Sunday, January 27, 2013

Julio and Romiette, Part 2!

It's 2:30. Time for literature!

There is a difference between Love and Passion. Love is, well, you know, love. Passion is lust. Lust is not love. Wait, it is extremist love. But what if love is lust? Cue Dramatic Chipmunk:

Oh, and Romeo and Juliet: Between them, it was probably lust.

If you think the story is pretty funny, then that means you only read the first bit. Near the end, it gets much, much worse.

DO YOU BITE YOUR THUMB AT ME SIR NO SIR I DO NOT BITE MY THUMB AT YOU SIR BUT I DO BITE MY THUMB....

I don't like poetry. Messes with my head. No reader, I do not make you want to read this but I do make you want to read......

Now to stick some C4 under your seat and create a REFERENCE EXPLOSION!

Hey there's 142 words...... Oh wait, there aren't anymore.

Romeo betrayed Rosaline by marrying Juliet one day after he met her. EVIL STUFF, REALLY.

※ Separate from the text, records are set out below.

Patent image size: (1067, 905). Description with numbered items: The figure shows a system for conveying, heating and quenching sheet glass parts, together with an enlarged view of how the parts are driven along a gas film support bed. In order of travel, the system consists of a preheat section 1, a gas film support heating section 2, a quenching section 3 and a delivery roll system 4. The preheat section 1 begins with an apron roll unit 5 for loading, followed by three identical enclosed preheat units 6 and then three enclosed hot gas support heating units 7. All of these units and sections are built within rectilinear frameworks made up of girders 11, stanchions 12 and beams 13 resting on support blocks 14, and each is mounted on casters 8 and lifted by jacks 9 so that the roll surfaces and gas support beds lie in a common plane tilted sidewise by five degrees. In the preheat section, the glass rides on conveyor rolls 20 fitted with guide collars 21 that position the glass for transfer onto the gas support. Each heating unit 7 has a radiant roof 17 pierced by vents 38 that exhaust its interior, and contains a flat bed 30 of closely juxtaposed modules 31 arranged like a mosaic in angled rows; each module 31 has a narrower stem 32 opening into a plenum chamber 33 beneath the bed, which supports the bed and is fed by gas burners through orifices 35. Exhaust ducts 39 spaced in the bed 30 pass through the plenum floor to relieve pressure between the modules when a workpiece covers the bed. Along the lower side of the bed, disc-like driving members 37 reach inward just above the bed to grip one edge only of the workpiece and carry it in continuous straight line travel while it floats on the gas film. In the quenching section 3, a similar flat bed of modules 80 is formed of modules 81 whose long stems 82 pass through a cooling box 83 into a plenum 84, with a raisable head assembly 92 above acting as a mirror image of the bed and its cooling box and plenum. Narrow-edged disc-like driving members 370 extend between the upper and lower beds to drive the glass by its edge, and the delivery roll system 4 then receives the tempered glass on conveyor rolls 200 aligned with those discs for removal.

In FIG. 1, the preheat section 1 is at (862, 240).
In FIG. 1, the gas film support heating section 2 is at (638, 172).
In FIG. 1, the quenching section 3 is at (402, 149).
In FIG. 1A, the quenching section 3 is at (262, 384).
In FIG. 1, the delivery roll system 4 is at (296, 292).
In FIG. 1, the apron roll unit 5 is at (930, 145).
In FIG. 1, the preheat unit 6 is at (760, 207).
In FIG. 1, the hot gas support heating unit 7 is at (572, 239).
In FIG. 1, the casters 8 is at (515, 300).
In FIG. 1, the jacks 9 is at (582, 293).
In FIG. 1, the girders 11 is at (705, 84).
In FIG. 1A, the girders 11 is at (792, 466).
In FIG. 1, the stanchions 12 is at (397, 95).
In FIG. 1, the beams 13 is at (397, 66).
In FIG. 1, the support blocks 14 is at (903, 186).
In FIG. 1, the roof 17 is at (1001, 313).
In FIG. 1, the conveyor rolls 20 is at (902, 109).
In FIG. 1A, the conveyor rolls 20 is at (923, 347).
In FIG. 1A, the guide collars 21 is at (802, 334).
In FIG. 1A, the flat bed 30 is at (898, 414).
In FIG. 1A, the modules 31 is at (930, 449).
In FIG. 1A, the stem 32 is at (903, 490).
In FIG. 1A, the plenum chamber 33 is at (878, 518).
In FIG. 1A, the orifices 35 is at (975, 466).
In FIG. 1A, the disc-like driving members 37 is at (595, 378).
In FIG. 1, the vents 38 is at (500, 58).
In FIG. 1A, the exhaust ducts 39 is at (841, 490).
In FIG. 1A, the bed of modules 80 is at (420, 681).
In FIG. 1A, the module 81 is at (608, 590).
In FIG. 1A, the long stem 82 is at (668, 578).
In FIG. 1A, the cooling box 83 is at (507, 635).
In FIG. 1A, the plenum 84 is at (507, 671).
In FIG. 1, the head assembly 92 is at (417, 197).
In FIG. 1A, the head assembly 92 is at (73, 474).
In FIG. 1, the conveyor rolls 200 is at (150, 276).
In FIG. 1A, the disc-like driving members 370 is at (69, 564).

Now poor Rosaline is on the streets, begging for people to give her boyfriends.

Donate your son to our donation foundation. It will do better for the whole of us. Also, you can get your son back if he isn't the chosen one.

That was all fake. FAAAAAAAAAAAAAAAAAAAAAAAAAAAAAAAAAAAAAAAAAAAAAAAAAAAAAAAAAAAAAAAAAAAAAAAAAAAAKE.

Do not donate your son. Rosaline turned into a minor character after that moment, and she will always be a minor character, deal with it.

Anyway, people write to Juliet in Verona. The people in Verona write back. Derp.

Juliet is dead! It's the people in Verona! STOP BEING SO CONFUSED YOU DUMB COLLEGE-LEVEL MANIACS! Oh, and by the way, Dumb College-Level Maniacs are rare, as College-Level is about the highest you can get.

OK, more on Shakespeare. Romeo and Juliet was considered one of his best plays!

Let's just get this on with. I just wanna talk about some Gatsby and quit it with this fancy stuff.

Ok, so Romeo and Juliet (Romiette? Julio?) decided to marry. Why didn't they just run away with each other, make love and leave? You see, that's the kind of thing that confuses me about Julio and Romiette.

Youtube automatic captions suck. I mean, I just want to watch some Crash Course and then they decide to make undoing uncle dingus.

And instead of Love Of Your Life it says Love Of Your Wife. MY WIFE IS MINE DON'T CROSS THAT LINE! Wait, I don't have one.

At least it got Medieval Verona right.

And Speaking of Verona.....

Verona is in Italy, obviously! And the love there is Hot-Blooded and Crazy and Romantic and Catholic! Very Catholic. In the Medieval times. Now the love is just Catholic.

Most people in England are Prodestants.